Washington, October 17: People often work more creatively and with more focus while working in outdoors. This brings down the anxiety levels and stress levels down in the lap of nature. Microsoft has got perks for its dear employees as Microsoft’s Redmond Headquarters which spreads over 500 acres have built beautiful tree houses which are spacious yet attractive. Who all want to work here?
Microsoft has built tree-house as a workspace for its employees as a part of its growing ‘outdoor districts’. All of the tree-houses, three in total, were put together by Pete Nelson of the TV show Treehouse Masters. Two tree-houses are currently open and one, which is a sheltered lounge space, is set to open later this year. All are built on Microsoft’s 500-acre Washington campus and, best of all; they are open to all employees. It’s all part of a new system of technology-enabled outdoor spaces connected to the buildings around the campus. This also allows employees to work in new and creative ways.
Twelve feet off the ground, tree-house number one features charred-wood walls and a soaring ceiling with a round skylight that lets in just a bubble of blue. It’s more Hobbit than HQ, with cinnamon-coloured shingles and a gingerbread-house feel. A hand-carved arched double door glides open at the swipe of a badge. The almost mustardy fragrance of rough-hewn cedar is instantaneous. Inside the small room nests a simple farmhouse table with rust-red seats. Box benches line the reclaimed-wood walls, dark as campfire smoke.
The Microsoft Company said that the motive behind the tree-house was scientific studies that show being in nature stimulates the brain and reduces stress, which could lead to greater productivity.
“To get to Microsoft’s most unexpected new meeting space, embark on a leisurely outdoor stroll up a planked, accessible switchback ramp. At the top, secure wooden gate swings open to reveal a deck suspended by timber beams and cables,” the company wrote.
“The first thing when you walk into space is that everyone is really quiet. You stop talking and are just present,” said Boulter. “It’s fascinating. People absorb the environment and it changes the perception of their work and how they can do it,” he said. It’s true that the outdoors can have a positive impact on your mood. Nature “stimulates reward neurons in your brain. It turns off the stress response, which means you have lower cortisol levels, lower heart rate and blood pressure and improved immune response,” wrote Harvard Physician Eva Selhub, Co-Author of “Your Brain on Nature.”
We don’t have to bring nature to urbanity, we are in nature.

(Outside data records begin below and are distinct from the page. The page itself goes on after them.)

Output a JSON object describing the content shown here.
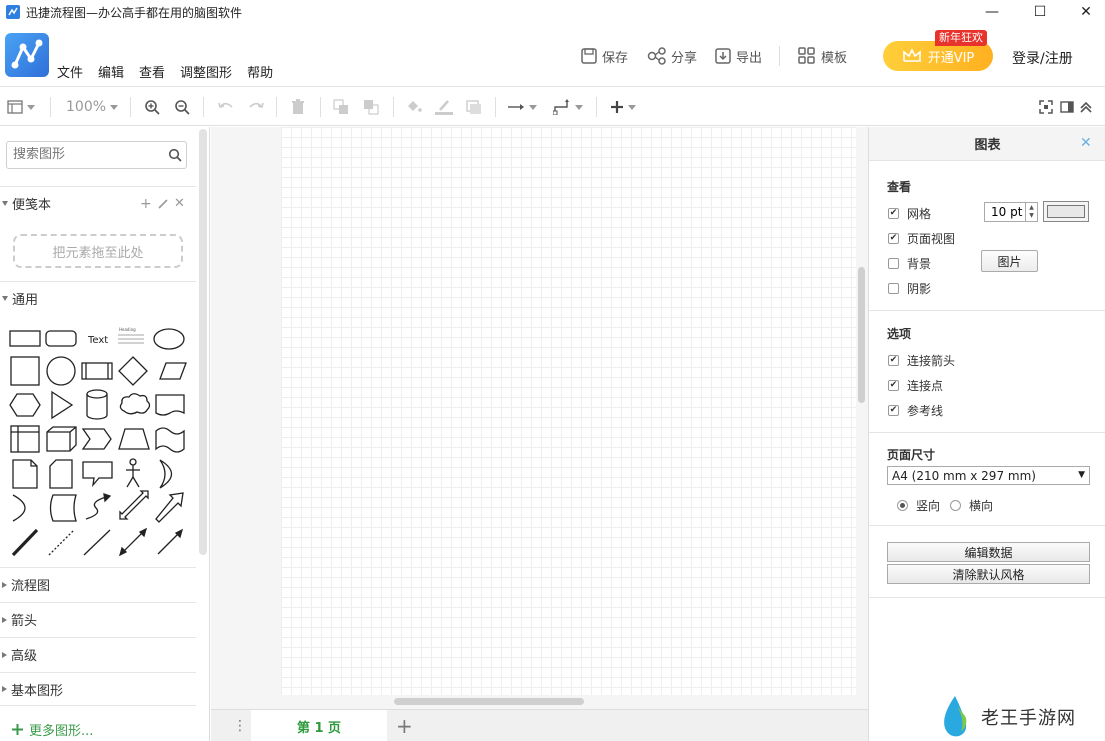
{
  "window": {
    "title": "迅捷流程图—办公高手都在用的脑图软件",
    "min_glyph": "—",
    "max_glyph": "☐",
    "close_glyph": "✕"
  },
  "menu": {
    "items": [
      "文件",
      "编辑",
      "查看",
      "调整图形",
      "帮助"
    ]
  },
  "header": {
    "save_label": "保存",
    "share_label": "分享",
    "export_label": "导出",
    "template_label": "模板",
    "vip_label": "开通VIP",
    "vip_badge": "新年狂欢",
    "login_label": "登录/注册"
  },
  "toolbar": {
    "zoom": "100%"
  },
  "sidebar": {
    "search_placeholder": "搜索图形",
    "scratchpad_title": "便笺本",
    "scratchpad_drop": "把元素拖至此处",
    "general_title": "通用",
    "shape_text_label": "Text",
    "shape_heading_label": "Heading",
    "collapsed_sections": [
      "流程图",
      "箭头",
      "高级",
      "基本图形"
    ],
    "more_shapes": "更多图形..."
  },
  "pages": {
    "menu_glyph": "⋮",
    "active_tab": "第 1 页",
    "add_glyph": "+"
  },
  "panel": {
    "title": "图表",
    "close_glyph": "✕",
    "view_section": "查看",
    "view_options": [
      {
        "label": "网格",
        "checked": true
      },
      {
        "label": "页面视图",
        "checked": true
      },
      {
        "label": "背景",
        "checked": false
      },
      {
        "label": "阴影",
        "checked": false
      }
    ],
    "grid_size": "10 pt",
    "image_button": "图片",
    "options_section": "选项",
    "options": [
      {
        "label": "连接箭头",
        "checked": true
      },
      {
        "label": "连接点",
        "checked": true
      },
      {
        "label": "参考线",
        "checked": true
      }
    ],
    "page_size_section": "页面尺寸",
    "page_size_value": "A4 (210 mm x 297 mm)",
    "orientation_portrait": "竖向",
    "orientation_landscape": "横向",
    "edit_data_button": "编辑数据",
    "clear_style_button": "清除默认风格"
  },
  "watermark": {
    "text": "老王手游网"
  }
}
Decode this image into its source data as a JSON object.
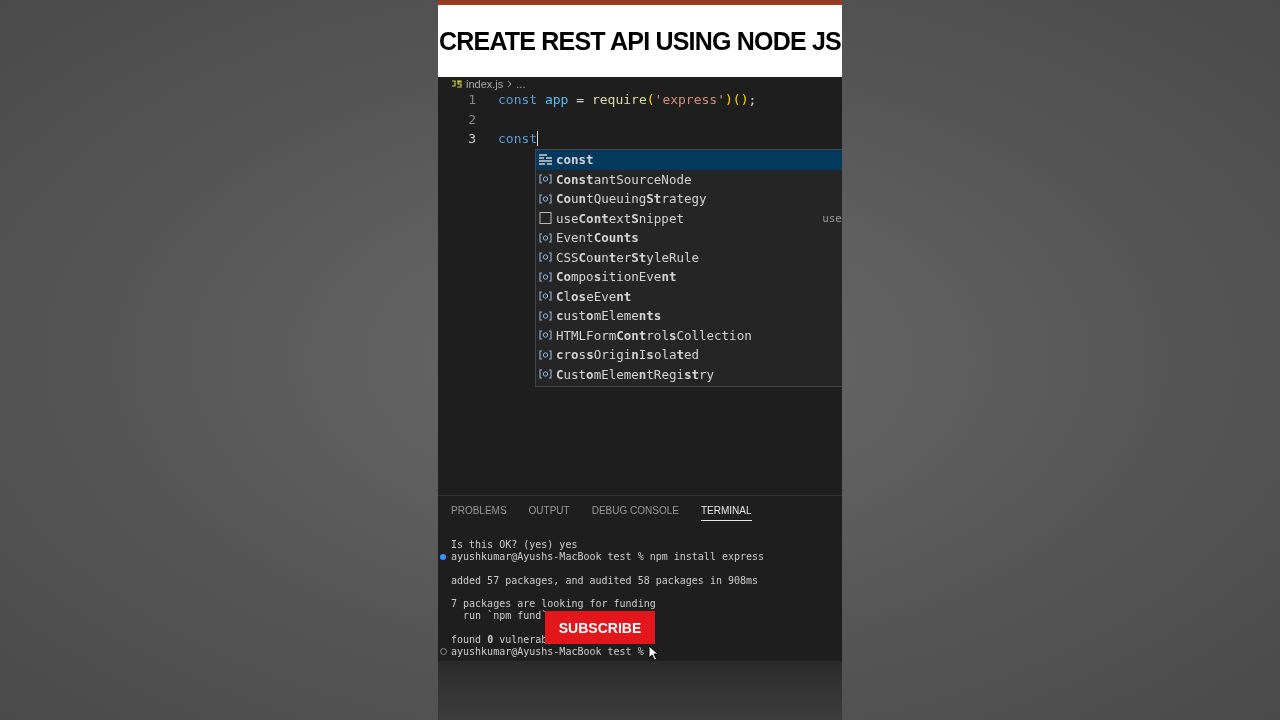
{
  "title": "CREATE REST API USING NODE JS",
  "breadcrumb": {
    "file": "index.js",
    "rest": "..."
  },
  "code_lines": [
    {
      "number": "1",
      "kind": "statement",
      "text": "const app = require('express')();"
    },
    {
      "number": "2",
      "kind": "empty"
    },
    {
      "number": "3",
      "kind": "typing",
      "text": "const"
    }
  ],
  "suggestions": [
    {
      "kind": "keyword",
      "label": "**const**",
      "selected": true
    },
    {
      "kind": "variable",
      "label": "**Const**antSourceNode",
      "selected": false
    },
    {
      "kind": "variable",
      "label": "**Co**u**n**tQueuing**St**rategy",
      "selected": false
    },
    {
      "kind": "snippet",
      "label": "use**Cont**ext**S**nippet",
      "detail": "use",
      "selected": false
    },
    {
      "kind": "variable",
      "label": "Event**Counts**",
      "selected": false
    },
    {
      "kind": "variable",
      "label": "CSS**C**o**u**n**t**er**St**yleRule",
      "selected": false
    },
    {
      "kind": "variable",
      "label": "**Co**mpo**s**itionEve**nt**",
      "selected": false
    },
    {
      "kind": "variable",
      "label": "**C**l**os**eEve**nt**",
      "selected": false
    },
    {
      "kind": "variable",
      "label": "**c**ust**o**mEleme**nts**",
      "selected": false
    },
    {
      "kind": "variable",
      "label": "HTMLForm**Cont**rol**s**Collection",
      "selected": false
    },
    {
      "kind": "variable",
      "label": "**c**r**o**s**s**Origi**n**I**s**ola**t**ed",
      "selected": false
    },
    {
      "kind": "variable",
      "label": "**C**ust**o**mEleme**n**tRegi**st**ry",
      "selected": false
    }
  ],
  "panel_tabs": [
    {
      "label": "PROBLEMS",
      "selected": false
    },
    {
      "label": "OUTPUT",
      "selected": false
    },
    {
      "label": "DEBUG CONSOLE",
      "selected": false
    },
    {
      "label": "TERMINAL",
      "selected": true
    }
  ],
  "terminal_lines": [
    {
      "kind": "output",
      "text": "Is this OK? (yes) yes"
    },
    {
      "kind": "command_done",
      "text": "ayushkumar@Ayushs-MacBook test % npm install express"
    },
    {
      "kind": "blank"
    },
    {
      "kind": "output",
      "text": "added 57 packages, and audited 58 packages in 908ms"
    },
    {
      "kind": "blank"
    },
    {
      "kind": "output",
      "text": "7 packages are looking for funding"
    },
    {
      "kind": "output",
      "text": "  run `npm fund`"
    },
    {
      "kind": "blank"
    },
    {
      "kind": "output",
      "text": "found **0** vulnerab"
    },
    {
      "kind": "prompt",
      "text": "ayushkumar@Ayushs-MacBook test %"
    }
  ],
  "subscribe_button": "SUBSCRIBE"
}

It’s at our back door,” said Boulter. And the rest of us regular office-dwelling people are very jealous indeed.
Two of the three tree-houses are open, which includes a cedar meeting room, and the Crow's Nest, which sits 12-feet above the ground and features a circular skylight. The Crow's Nest deck has a stairwell leading to a higher perch for "communing with nature". A third treehouse will be a lounge space for workers to "chill inside or out of". On the leisure side of things, Microsoft has extended the internal cafe with a shipping container that houses a barbecue restaurant. And there's an outdoor gas fireplace to attract the after-work crowd. While Microsoft has equipped the tree houses with Wi-Fi for employees to communicate and work online, it opted not to install an AV system, so presumably, this is not a space for PowerPoint presentations.